Hardware stores carve their niches
When Ron Gladieux Jr. and his family decided to build a new hardware store in 1999, they thought it would be fun to add a small Lionel model train department.
“Lionel started in 1900, so I thought it would be something nostalgic, and something for the kids to do when families came into the store,” said Gladieux Jr., whose family owns Gladieux Do it Best Home Center in Oregon, Ohio. “Now we have a mailing list of over 1,000 people who buy from us. It’s become a lot bigger than we intended.”
In fact, when the Gladieux family redesigned the 17,000-square-foot store a few years ago, they devoted a full 1,200 square feet to Lionel trains, setting up several working displays, including an overhead run with more than 100 feet of track. The store also sponsors three to four train shows a year, which bring in several hundred customers. All told, the Lionel train department produces $150,000 to $200,000 in annual revenues for Gladieux Do it Best Home Center.
“We do the shows on a Sunday, which is our slow day, sending out mailers and offering food to go along with it,” Gladieux Jr. said. “Then people tend to walk through the store and fill their cart with other things, so it definitely creates add-on business.”
Gladieux Do it Best’s Lionel train business is one example of how a hardware store can take a niche department and turn it into a profitable part of the business. In addition to generating revenue, niche departments can also give independent hardware stores a much-needed edge in their marketplace.
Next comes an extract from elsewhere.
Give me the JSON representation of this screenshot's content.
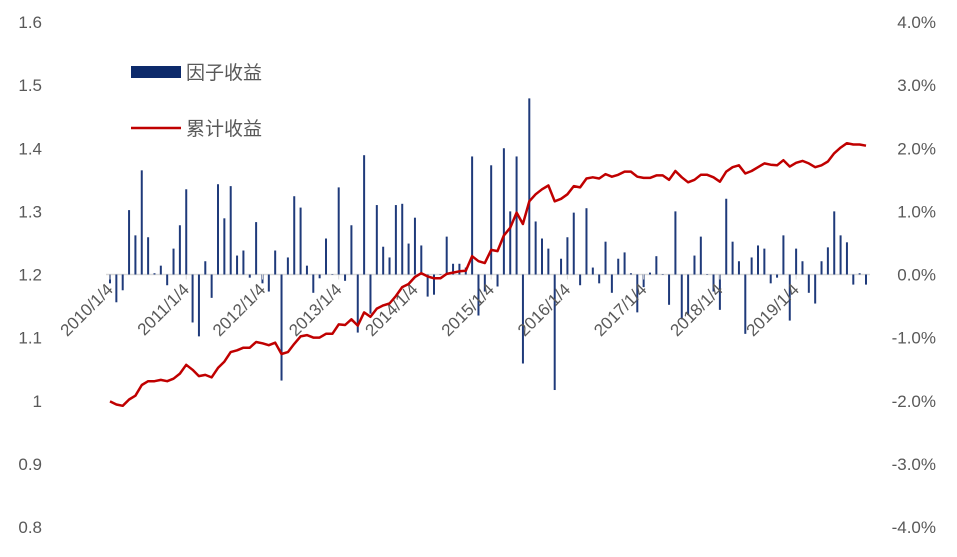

When hardware store owner Mike Obermeier tried to resume his old hobby of wine-making after his children were grown in the late 1990s, he couldn’t find the equipment anywhere. So he decided to stock it himself at Obermeier Hardware & Rental in Rockport, Ind.
Obermeier uses one side of a 20-foot aisle to carry stabilizers, sterilants, fruit bases, corkers and bottles for wine making, and malted grains, dried malt, caps and bottles for beer making. The niche serves up $20,000 to $25,000 a year in revenue.
“All our business is through word of mouth, and people come from as far as 60 miles away to buy beer and wine-making supplies,” said Obermeier, whose family has owned the store since 1959. “There are doctors, lawyers, preachers and teachers—you name it. It’s quite profitable also, with the best margins on anything in the store.”
Niche departments come in all shapes and sizes. Johnson’s True Value in Groton, Conn., does a good business in Boy Scout and Girl Scout uniforms, while Lehman’s of Kidron, Ohio, is world famous for offering off-the-grid products like oil lamps, butter churns and crank-powered radios. And then there’s A&G Hardware, a Gillespie, Ill.-based store that takes in dry cleaning while also serving as a UPS drop-off location.
Crouse Lumber, a Do it Best store/lumberyard in Lima, Ohio, also has an interesting niche: Partners Bob Wieging and John Briggs sell house plans, offering a book of designs or custom design services, as well as construction services if required. If the homeowner uses Crouse to build the house, they receive six copies of the plans at no charge.
“Many people only build a home once in a lifetime, and it’s a nice niche for us because we can help them build from the ground up,” said Tim Co-nine, sales manager for Crouse.
Chandler Ace Hardware in Chandler, Ariz., owned by partners Robert Vasquez and Brian Freeland, has several niches, including a selection of complete outdoor kitchens with upscale brands like Viking and Capital grills and rainproof hi-definition LCD televisions.
The store also offers a granite countertop program, through which the customer selects his own slab of granite from the warehouse and can save $5 to $20 per square foot over the nearby big boxes, according to Vasquez.
“What we’re finding out is there are certain niches we can go after and be very competitive,” he said. “With granite countertops, we can beat bigger stores on price. Plus, I babysit every job, so our customers are getting great customer service as well.”